Commento di kondor — 6 Luglio 2007 #
Ciao,
io abito alla frazione di Casoria: Arpino e qui siamo in una situazione vergognosa, c’è molta ignoranza delle persone al problema e se ne fregano di tutto anche di fare la raccolta differenziata. In molte zone da anni non ritirano più i rifiuti che sono costrette in discariche perchè le persone ignoranti non capiscono la spazzatura non viene più ritirata in quel posto e continuano a buttare. Io abito al parco Salemi che è diventato una discarica a cielo aperto, è dal primo gennaio 2008 che qui non viene un camion della spazzatura, le persone non si ribellano, non se ne fregano niente del problema, ma intanto continuano a buttare i rifiuti. La maggior parte dei contenitori della raccolta differenziata li hanno in parte bruciati e rotti e in altre parti manca ogni tipo di cassonetto per i rifiuti.

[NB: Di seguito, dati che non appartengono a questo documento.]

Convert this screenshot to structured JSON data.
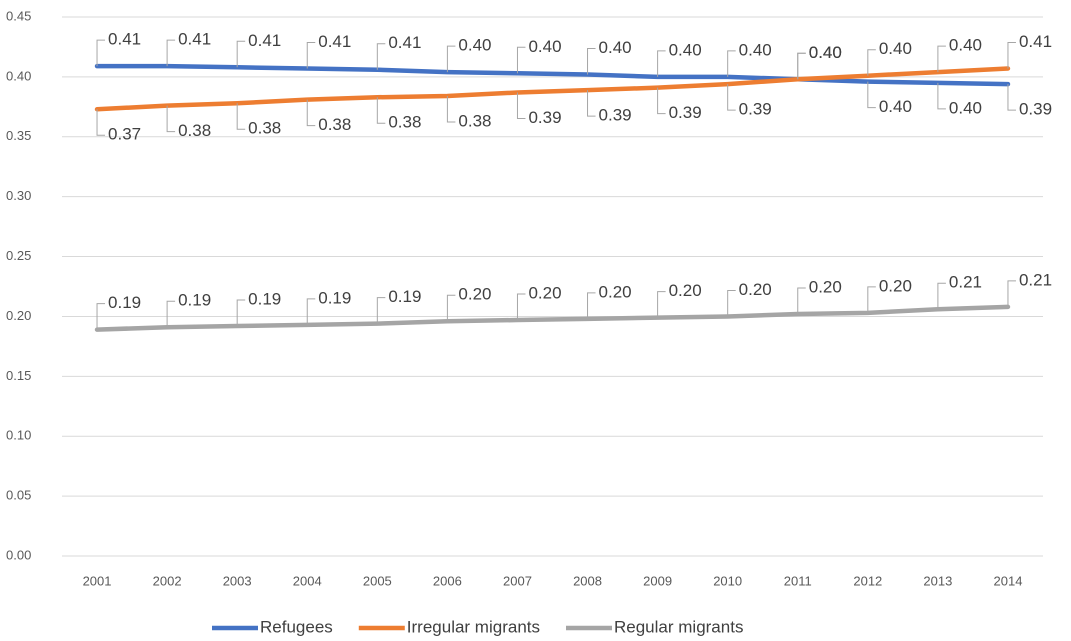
{
  "chart_data": {
    "type": "line",
    "categories": [
      "2001",
      "2002",
      "2003",
      "2004",
      "2005",
      "2006",
      "2007",
      "2008",
      "2009",
      "2010",
      "2011",
      "2012",
      "2013",
      "2014"
    ],
    "series": [
      {
        "name": "Refugees",
        "color": "#4472c4",
        "values": [
          0.409,
          0.409,
          0.408,
          0.407,
          0.406,
          0.404,
          0.403,
          0.402,
          0.4,
          0.4,
          0.398,
          0.396,
          0.395,
          0.394
        ],
        "value_labels": [
          "0.41",
          "0.41",
          "0.41",
          "0.41",
          "0.41",
          "0.40",
          "0.40",
          "0.40",
          "0.40",
          "0.40",
          "0.40",
          "0.40",
          "0.40",
          "0.39"
        ]
      },
      {
        "name": "Irregular migrants",
        "color": "#ed7d31",
        "values": [
          0.373,
          0.376,
          0.378,
          0.381,
          0.383,
          0.384,
          0.387,
          0.389,
          0.391,
          0.394,
          0.398,
          0.401,
          0.404,
          0.407
        ],
        "value_labels": [
          "0.37",
          "0.38",
          "0.38",
          "0.38",
          "0.38",
          "0.38",
          "0.39",
          "0.39",
          "0.39",
          "0.39",
          "0.40",
          "0.40",
          "0.40",
          "0.41"
        ]
      },
      {
        "name": "Regular migrants",
        "color": "#a5a5a5",
        "values": [
          0.189,
          0.191,
          0.192,
          0.193,
          0.194,
          0.196,
          0.197,
          0.198,
          0.199,
          0.2,
          0.202,
          0.203,
          0.206,
          0.208
        ],
        "value_labels": [
          "0.19",
          "0.19",
          "0.19",
          "0.19",
          "0.19",
          "0.20",
          "0.20",
          "0.20",
          "0.20",
          "0.20",
          "0.20",
          "0.20",
          "0.21",
          "0.21"
        ]
      }
    ],
    "ylim": [
      0,
      0.45
    ],
    "yticks": [
      {
        "value": 0,
        "label": "0.00"
      },
      0.05,
      {
        "value": 0.1,
        "label": "0.10"
      },
      0.15,
      {
        "value": 0.2,
        "label": "0.20"
      },
      0.25,
      {
        "value": 0.3,
        "label": "0.30"
      },
      0.35,
      {
        "value": 0.4,
        "label": "0.40"
      },
      0.45
    ],
    "grid": true,
    "legend": "bottom"
  }
}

Ma purtroppo di noi nessun quotidiano resta un pò di spazio per fare luce su questo grave problema di più dello schifo, di più del terzo mondo.
Ho aperto un forum su Casoria e frazione Arpino, se vuoi iscriverti è gratis:
http://casoriarpino.freeforumzone.leonardo.it/
Commento di Mariacristina — 7 Febbraio 2008 #
Ciao,
Volevo anche aggiungere che il comune di Casoria ciè la commissione prefettizia non alza un solo dito per risolvere questo grave problema, non cerca di fare campagne di informazione per sensibilizzare le persone, se ne frega che i cumuli molto spesso vengono bruciati da ignoti e noi siamo costretti a respirare diossina tutti i giorni!!!

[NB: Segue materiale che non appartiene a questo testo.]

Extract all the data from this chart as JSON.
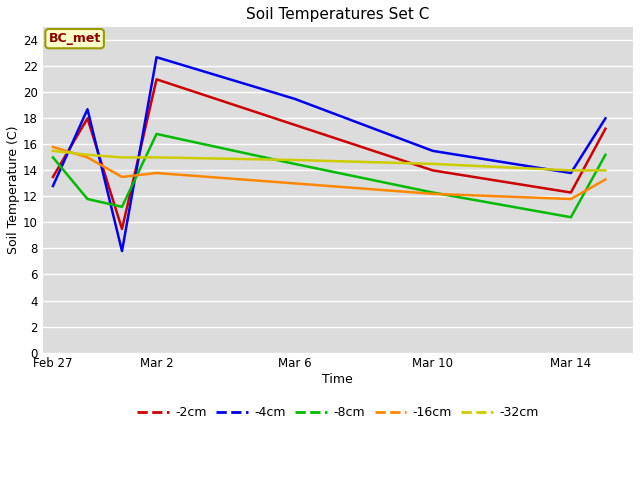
{
  "title": "Soil Temperatures Set C",
  "xlabel": "Time",
  "ylabel": "Soil Temperature (C)",
  "annotation": "BC_met",
  "ylim": [
    0,
    25
  ],
  "yticks": [
    0,
    2,
    4,
    6,
    8,
    10,
    12,
    14,
    16,
    18,
    20,
    22,
    24
  ],
  "fig_bg": "#ffffff",
  "plot_bg": "#dcdcdc",
  "xtick_positions": [
    0,
    3,
    7,
    11,
    15
  ],
  "xtick_labels": [
    "Feb 27",
    "Mar 2",
    "Mar 6",
    "Mar 10",
    "Mar 14"
  ],
  "xlim": [
    -0.3,
    16.8
  ],
  "series": {
    "-2cm": {
      "color": "#cc0000",
      "x": [
        0,
        1,
        2,
        3,
        7,
        11,
        15,
        16
      ],
      "y": [
        13.5,
        18.0,
        9.5,
        21.0,
        17.5,
        14.0,
        12.3,
        17.2
      ]
    },
    "-4cm": {
      "color": "#0000ee",
      "x": [
        0,
        1,
        2,
        3,
        7,
        11,
        15,
        16
      ],
      "y": [
        12.8,
        18.7,
        7.8,
        22.7,
        19.5,
        15.5,
        13.8,
        18.0
      ]
    },
    "-8cm": {
      "color": "#00bb00",
      "x": [
        0,
        1,
        2,
        3,
        7,
        11,
        15,
        16
      ],
      "y": [
        15.0,
        11.8,
        11.2,
        16.8,
        14.5,
        12.3,
        10.4,
        15.2
      ]
    },
    "-16cm": {
      "color": "#ff8800",
      "x": [
        0,
        1,
        2,
        3,
        7,
        11,
        15,
        16
      ],
      "y": [
        15.8,
        15.0,
        13.5,
        13.8,
        13.0,
        12.2,
        11.8,
        13.3
      ]
    },
    "-32cm": {
      "color": "#cccc00",
      "x": [
        0,
        1,
        2,
        3,
        7,
        11,
        15,
        16
      ],
      "y": [
        15.5,
        15.2,
        15.0,
        15.0,
        14.8,
        14.5,
        14.0,
        14.0
      ]
    }
  },
  "legend_order": [
    "-2cm",
    "-4cm",
    "-8cm",
    "-16cm",
    "-32cm"
  ],
  "linewidth": 1.8
}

Commento di Mariacristina — 7 Febbraio 2008 #
X condor: Mi complimento con quello che hai scritto, è tutto vero e hai reso perfettamente l’idea di ciò che si vive qui a Casoria e frazione Arpino, ma il problema ancora più grave è che nessuno fa niente per ribellarsi, c’è un disinteresse e disinformazione generalizzato, ci si pensa solo al vestito più bello e alla casa più figa, buttando poi i rifiuti per strada anche quelli di lavori in case private fregandosene dell’essere civile, tanto ci pensa il comune dicono tutti, un comune che appartiene a clan camorristici.

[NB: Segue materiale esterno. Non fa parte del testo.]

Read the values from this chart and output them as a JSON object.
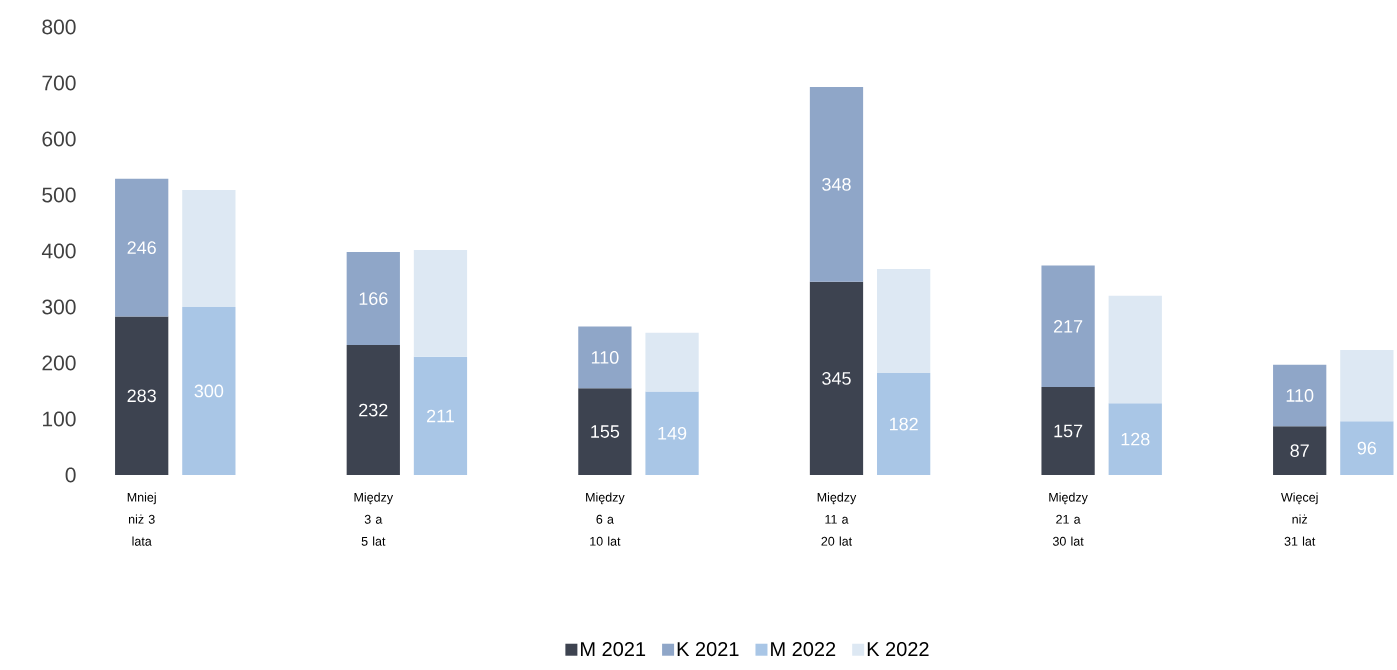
{
  "chart_data": {
    "type": "bar",
    "stacked": true,
    "categories": [
      "Mniej niż 3 lata",
      null,
      "Między 3 a 5 lat",
      null,
      "Między 6 a 10 lat",
      null,
      "Między 11 a 20 lat",
      null,
      "Między 21 a 30 lat",
      null,
      "Więcej niż 31 lat",
      null
    ],
    "series": [
      {
        "name": "M 2021",
        "color": "#3d4350",
        "values": [
          283,
          null,
          232,
          null,
          155,
          null,
          345,
          null,
          157,
          null,
          87,
          null
        ],
        "value_labels": [
          "283",
          null,
          "232",
          null,
          "155",
          null,
          "345",
          null,
          "157",
          null,
          "87",
          null
        ]
      },
      {
        "name": "K 2021",
        "color": "#8fa6c8",
        "values": [
          246,
          null,
          166,
          null,
          110,
          null,
          348,
          null,
          217,
          null,
          110,
          null
        ],
        "value_labels": [
          "246",
          null,
          "166",
          null,
          "110",
          null,
          "348",
          null,
          "217",
          null,
          "110",
          null
        ]
      },
      {
        "name": "M 2022",
        "color": "#a9c6e6",
        "values": [
          null,
          300,
          null,
          211,
          null,
          149,
          null,
          182,
          null,
          128,
          null,
          96
        ],
        "value_labels": [
          null,
          "300",
          null,
          "211",
          null,
          "149",
          null,
          "182",
          null,
          "128",
          null,
          "96"
        ]
      },
      {
        "name": "K 2022",
        "color": "#dde8f3",
        "values": [
          null,
          209,
          null,
          191,
          null,
          105,
          null,
          186,
          null,
          192,
          null,
          127
        ]
      }
    ],
    "ylim": [
      0,
      800
    ],
    "yticks": [
      0,
      100,
      200,
      300,
      400,
      500,
      600,
      700,
      800
    ],
    "legend": "bottom"
  }
}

Commento di Mariacristina — 12 Febbraio 2008 #
X Giuseppe: Ma se abiti in zona Arpino, il comune di Casoria non sa nemmeno che esistiamo!!!Gl abitanti di Arpino non sanno nemmeno che esiste la raccolta differenziata, sono incivili e maludecati e stanno distruggendo tutti i cassonetti, siamo in una situazione grave che nessuno muove un dito, non sappiamo più dove buttare i rifiuti. Il comune se ne frega di informare gli ignoranti circa la raccolta differenziata, le parrocchie dovrebbero prendere questa iniziativa in modo volontario facendo degli incontri circa l’informazione della raccolta differenziata.